Agés de 26 à 31 ans, les trois accusés ont expliqué devant la cour d’assises avoir perdu leurs moyens d’existence du fait du tsunami de 2004, qui a détruit les embarcations et provoqué une raréfaction de la ressource en poissons ou en langoustes, ainsi que de la grande sécheresse de 2005, qui a laminé les troupeaux.
Alors qu’ils étaient complètement démunis, des chefs pirates les aident en 2009, fournissant vêtements ou encore drogue (khat), puis 100 dollars pour effectuer un « travail », ont-ils expliqué.
Kalachnikov en bandoulière, il tentent sans succès de détourner un cargo, l’African Star, puis, à cinq dans une vedette, se rabattent sur la Tanit, le petit voilier de voyage de la famille Lemaçon. Pour deux des accusés au moins, c’est la première action de piraterie.
A la barre, Mahamoud Abdi Mohamed, qui ne sait pas s’il a 26 ou 27 ans, raconte une enfance dans une famille de nomades dont le père meurt « par accident », tué d’une balle, quand il a 8 ans. A 12 ans, il s’occupe de l’élevage de chèvres familial mais, après avoir perdu quasiment tous ses animaux lors d’une grande famine en 2005, il se rabat sur la pêche en 2005.
‘Faire vivre ma famille’
« Il n’y avait pas d’autre travail que la pêche, ma seule préoccupation c’était de faire vivre ma famille, je risquais ma vie car je ne savais pas nager », explique le jeune, analphabète, qui va accepter en 2009 le travail offert par les chefs pirates, sans savoir, selon lui, qu’il s’agissait de piraterie.

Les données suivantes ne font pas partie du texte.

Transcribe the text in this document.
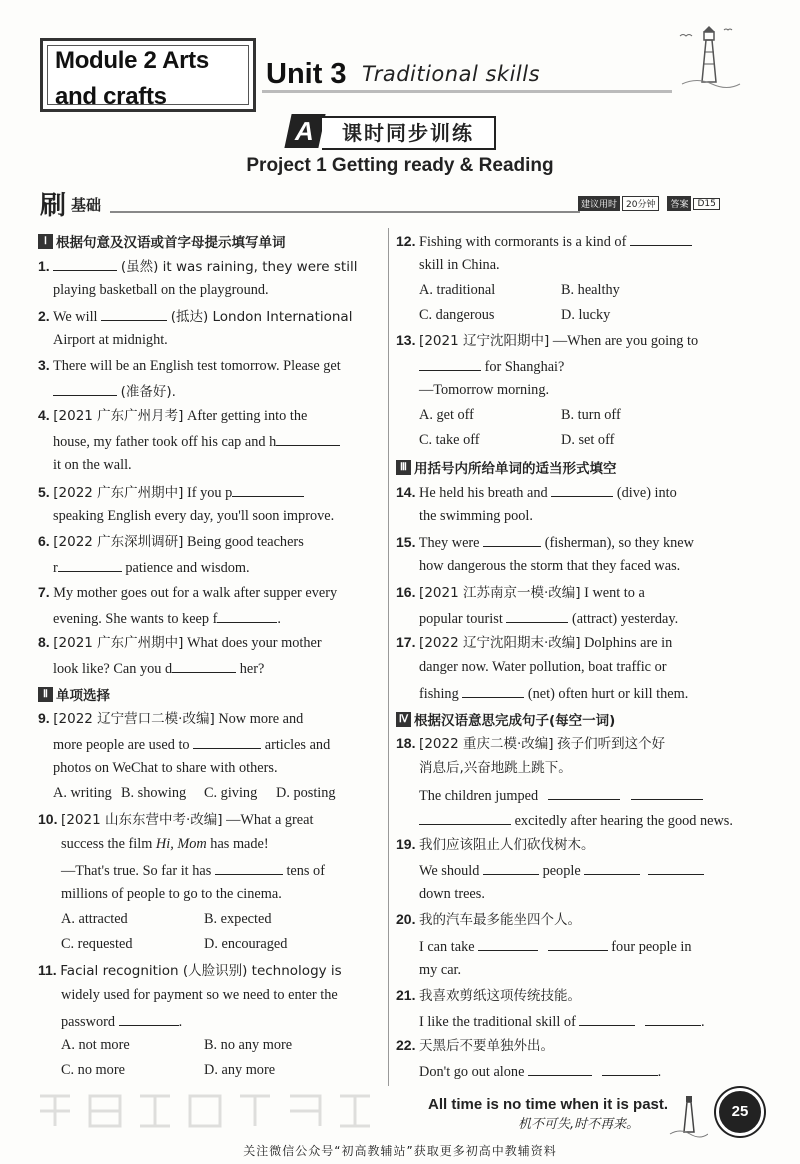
Module 2 Arts
and crafts
Unit 3 Traditional skills
A	课时同步训练
Project 1 Getting ready & Reading
刷 基础	建议用时	20分钟	答案	D15
Ⅰ 根据句意及汉语或首字母提示填写单词
1.	(虽然) it was raining, they were still
playing basketball on the playground.
2. We will	(抵达) London International
Airport at midnight.
3. There will be an English test tomorrow. Please get
(准备好).
4. [2021 广东广州月考] After getting into the
house, my father took off his cap and h
it on the wall.
5. [2022 广东广州期中] If you p
speaking English every day, you'll soon improve.
6. [2022 广东深圳调研] Being good teachers
r	patience and wisdom.
7. My mother goes out for a walk after supper every
evening. She wants to keep f	.
8. [2021 广东广州期中] What does your mother
look like? Can you d	her?
Ⅱ 单项选择
9. [2022 辽宁营口二模·改编] Now more and
more people are used to	articles and
photos on WeChat to share with others.
A. writing B. showing C. giving D. posting
10. [2021 山东东营中考·改编] —What a great
success the film Hi, Mom has made!
—That's true. So far it has	tens of
millions of people to go to the cinema.
A. attracted	B. expected
C. requested	D. encouraged
11. Facial recognition (人脸识别) technology is
widely used for payment so we need to enter the
password	.
A. not more	B. no any more
C. no more	D. any more
12. Fishing with cormorants is a kind of
skill in China.
A. traditional	B. healthy
C. dangerous	D. lucky
13. [2021 辽宁沈阳期中] —When are you going to
for Shanghai?
—Tomorrow morning.
A. get off	B. turn off
C. take off	D. set off
Ⅲ 用括号内所给单词的适当形式填空
14. He held his breath and	(dive) into
the swimming pool.
15. They were	(fisherman), so they knew
how dangerous the storm that they faced was.
16. [2021 江苏南京一模·改编] I went to a
popular tourist	(attract) yesterday.
17. [2022 辽宁沈阳期末·改编] Dolphins are in
danger now. Water pollution, boat traffic or
fishing	(net) often hurt or kill them.
Ⅳ 根据汉语意思完成句子(每空一词)
18. [2022 重庆二模·改编] 孩子们听到这个好
消息后,兴奋地跳上跳下。
The children jumped
excitedly after hearing the good news.
19. 我们应该阻止人们砍伐树木。
We should	people
down trees.
20. 我的汽车最多能坐四个人。
I can take	four people in
my car.
21. 我喜欢剪纸这项传统技能。
I like the traditional skill of	.
22. 天黑后不要单独外出。
Don't go out alone	.
All time is no time when it is past.
机不可失,时不再来。
25
关注微信公众号“初高教辅站”获取更多初高中教辅资料
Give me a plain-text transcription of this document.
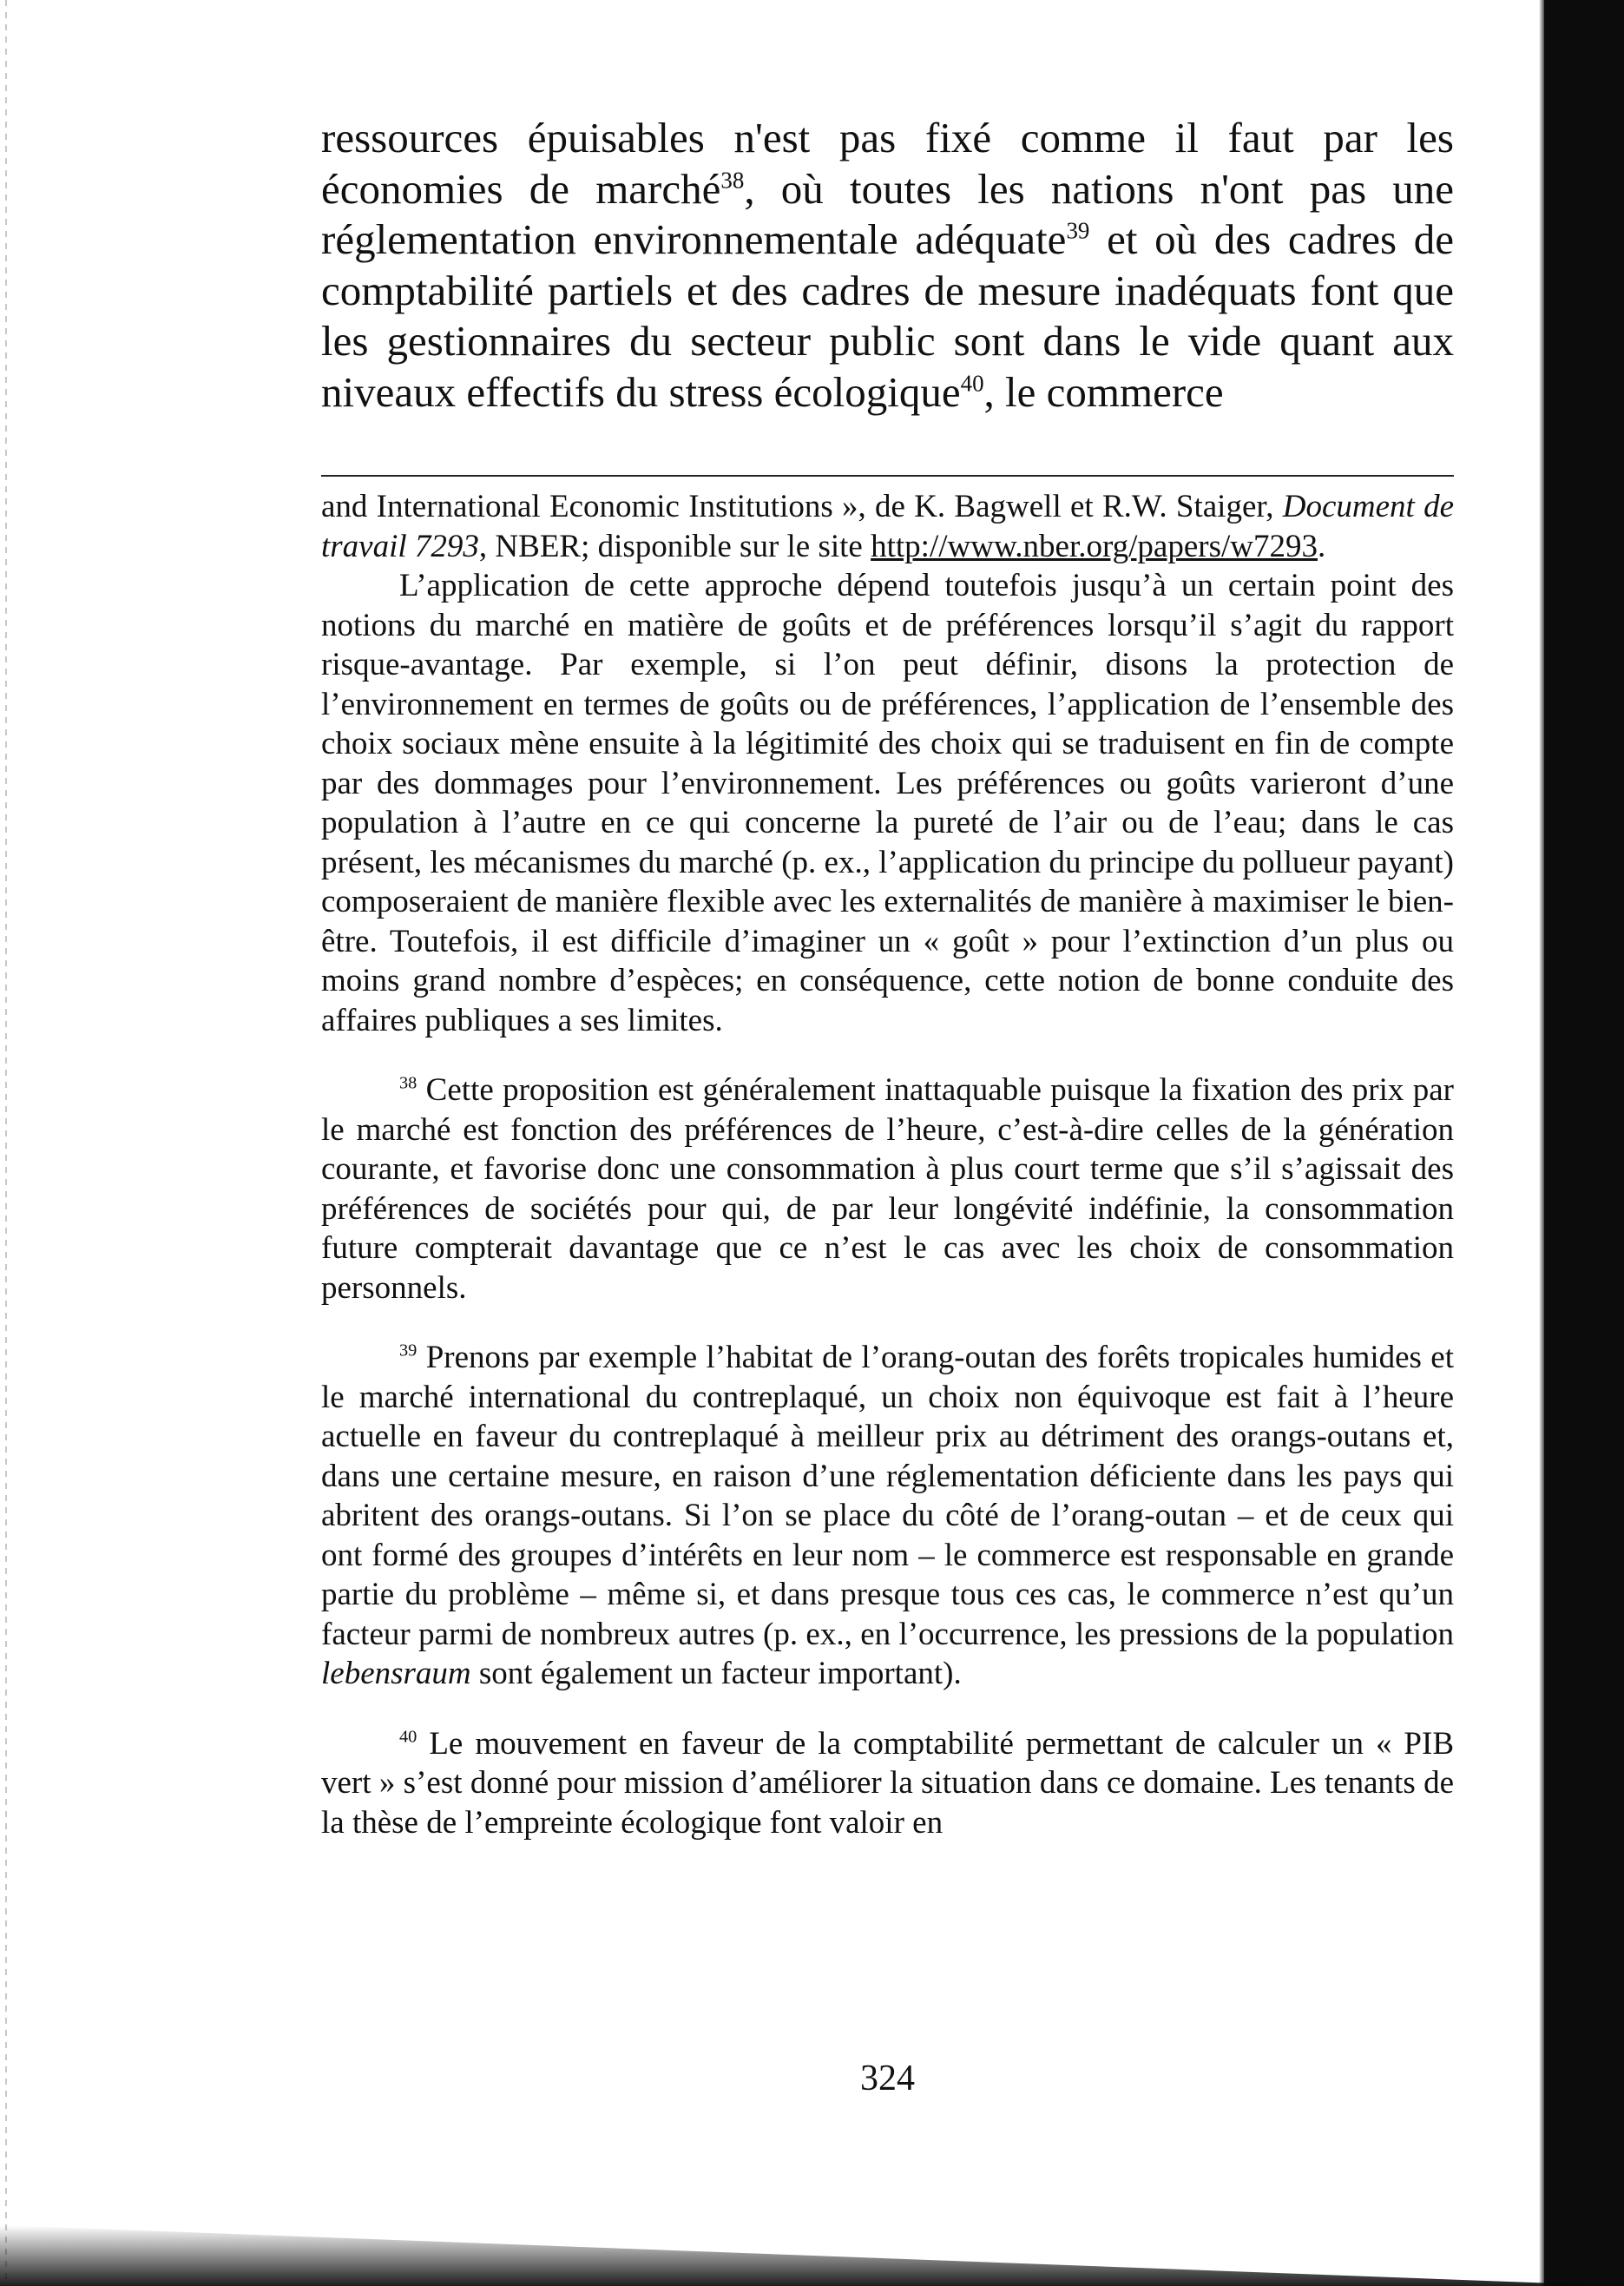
ressources épuisables n'est pas fixé comme il faut par les économies de marché$^{38}$, où toutes les nations n'ont pas une réglementation environnementale adéquate$^{39}$ et où des cadres de comptabilité partiels et des cadres de mesure inadéquats font que les gestionnaires du secteur public sont dans le vide quant aux niveaux effectifs du stress écologique$^{40}$, le commerce

and International Economic Institutions », de K. Bagwell et R.W. Staiger, Document de travail 7293, NBER; disponible sur le site http://www.nber.org/papers/w7293.

L’application de cette approche dépend toutefois jusqu’à un certain point des notions du marché en matière de goûts et de préférences lorsqu’il s’agit du rapport risque-avantage. Par exemple, si l’on peut définir, disons la protection de l’environnement en termes de goûts ou de préférences, l’application de l’ensemble des choix sociaux mène ensuite à la légitimité des choix qui se traduisent en fin de compte par des dommages pour l’environnement. Les préférences ou goûts varieront d’une population à l’autre en ce qui concerne la pureté de l’air ou de l’eau; dans le cas présent, les mécanismes du marché (p. ex., l’application du principe du pollueur payant) composeraient de manière flexible avec les externalités de manière à maximiser le bien-être. Toutefois, il est difficile d’imaginer un « goût » pour l’extinction d’un plus ou moins grand nombre d’espèces; en conséquence, cette notion de bonne conduite des affaires publiques a ses limites.

$^{38}$ Cette proposition est généralement inattaquable puisque la fixation des prix par le marché est fonction des préférences de l’heure, c’est-à-dire celles de la génération courante, et favorise donc une consommation à plus court terme que s’il s’agissait des préférences de sociétés pour qui, de par leur longévité indéfinie, la consommation future compterait davantage que ce n’est le cas avec les choix de consommation personnels.

$^{39}$ Prenons par exemple l’habitat de l’orang-outan des forêts tropicales humides et le marché international du contreplaqué, un choix non équivoque est fait à l’heure actuelle en faveur du contreplaqué à meilleur prix au détriment des orangs-outans et, dans une certaine mesure, en raison d’une réglementation déficiente dans les pays qui abritent des orangs-outans. Si l’on se place du côté de l’orang-outan – et de ceux qui ont formé des groupes d’intérêts en leur nom – le commerce est responsable en grande partie du problème – même si, et dans presque tous ces cas, le commerce n’est qu’un facteur parmi de nombreux autres (p. ex., en l’occurrence, les pressions de la population lebensraum sont également un facteur important).

$^{40}$ Le mouvement en faveur de la comptabilité permettant de calculer un « PIB vert » s’est donné pour mission d’améliorer la situation dans ce domaine. Les tenants de la thèse de l’empreinte écologique font valoir en

324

Mohamed Mahamoud, 31 ans, est lui l’un des 20 enfants d’un ex-policier, devenu docker après les troubles des années 1990 en Somalie. Capable d’écrire et de lire dans sa langue natale, il était pêcheur de poissons et langoustes entre la Somalie et le Yémen avant de perdre sa barque lors du tsunami en 2004. Il laisse finalement tomber son activité de pêcheur en 2007. « Le tsunami a provoqué une raréfaction de la pêche, langoustes et poissons », explique-t-il.
Abdelkader Ousmane Ali, 29 ans, a perdu son père quand il avait 12 ans et a commencé à faire de petits boulots pour faire vivre sa famille. A 16 ans, il devient pêcheur de poissons et langoustes, principalement pour des intermédiaires qui revendent aux Emirats Arabes Unis. Mais les Emirats vont cesser de s’approvisionner en Somalie et il ne vendra plus qu’au marché local, à bas prix, explique-t-il.
Chloé Lemaçon, l’épouse du skipper tué dans l’opération des commandos français menée pour libérer les otages de la Tanit, regarde attentivement les trois Somaliens raconter leur vie, sans colère dans le regard, mais de la tristesse. La jeune femme est aujourd’hui installée à Madagascar où elle a monté un projet humanitaire.
La prise d’otages a lieu en avril 2009. Florent, Chloé et leur fils Colin avaient quitté Vannes fin juillet 2008 à bord du voilier de 12,50 m pour rejoindre Zanzibar, dans l’Océan indien. Au moment de leur capture par les pirates somaliens, deux autres équipiers se trouvent à bord. L’opération des commandos français pour libérer les otages se solde par la mort de deux pirates embarqués ainsi que par celle de Florent Lemaçon.
Les trois Somaliens, arrêtés par les forces françaises, comparaissent jusqu’à vendredi pour « détournement de navire par violence ou menace, arrestation, enlèvement, séquestration ou détention arbitraire de plusieurs personnes commis en bande organisée ».